No wonder I fled after three root canals only to come back later for two more. My benign doctor took me under his wing without complaint. My present occupation however is to check the strength of the newly put porcelain capping on my teeth, which are of the same color as my teeth and therefore indistinguishable. With five of them enabling me to consume solid food they constitute 22.7% of my total teeth to be precise, and are obviously very dear to me.
They came at a heavy price, these teeth of mine, I was brave enough to bear the root canals, fillings and jabbing but the impression casting (argh!) scared the daylights off me. A pale pink gel is poured in a cast and then is thrust into your upper or lower jaw in the most brutal manner. Believe me it took 18 years of all civility and restrain to decline the irresistible desire of kicking the brute! As if to test my patience, the process was repeated six times!

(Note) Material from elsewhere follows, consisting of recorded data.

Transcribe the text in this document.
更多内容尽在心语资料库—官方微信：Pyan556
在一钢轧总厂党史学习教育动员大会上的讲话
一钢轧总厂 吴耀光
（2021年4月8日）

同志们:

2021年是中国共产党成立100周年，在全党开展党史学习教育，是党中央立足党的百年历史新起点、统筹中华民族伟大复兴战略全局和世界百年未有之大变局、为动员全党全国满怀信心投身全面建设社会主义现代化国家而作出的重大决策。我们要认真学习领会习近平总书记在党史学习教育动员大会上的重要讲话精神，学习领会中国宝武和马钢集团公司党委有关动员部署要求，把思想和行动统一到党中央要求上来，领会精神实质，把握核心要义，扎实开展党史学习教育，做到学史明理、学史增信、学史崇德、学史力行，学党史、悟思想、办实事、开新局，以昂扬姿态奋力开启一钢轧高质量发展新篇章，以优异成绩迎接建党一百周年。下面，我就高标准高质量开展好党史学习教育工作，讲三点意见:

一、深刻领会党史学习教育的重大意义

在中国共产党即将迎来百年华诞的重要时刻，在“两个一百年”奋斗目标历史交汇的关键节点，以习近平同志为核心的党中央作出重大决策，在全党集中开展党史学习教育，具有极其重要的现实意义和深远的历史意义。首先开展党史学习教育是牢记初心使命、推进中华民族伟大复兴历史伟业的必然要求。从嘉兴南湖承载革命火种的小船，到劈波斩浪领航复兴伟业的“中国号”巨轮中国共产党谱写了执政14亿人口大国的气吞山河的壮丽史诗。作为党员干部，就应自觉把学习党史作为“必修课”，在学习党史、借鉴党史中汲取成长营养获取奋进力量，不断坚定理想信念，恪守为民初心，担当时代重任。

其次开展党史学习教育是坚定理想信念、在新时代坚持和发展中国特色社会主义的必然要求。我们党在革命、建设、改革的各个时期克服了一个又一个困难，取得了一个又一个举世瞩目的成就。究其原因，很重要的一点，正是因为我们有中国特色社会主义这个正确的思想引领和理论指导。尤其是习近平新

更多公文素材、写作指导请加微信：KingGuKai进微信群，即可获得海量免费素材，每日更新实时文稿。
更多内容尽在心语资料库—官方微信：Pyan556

Phew! I’m glad that all’s over now. Not entirely though, as per my calculations a force of 0.098 N (assuming my tooth weighs 10gm and W=Mg) constantly acts on my upper molars and someday the dental cement may give way to the unyielding force of gravity. And that’s how I am and shall always be ‘Tethered to trouble’.




[ P.S: the author was found to carry another cavity 2 months ago and is currently waiting for another round of dental surgery.]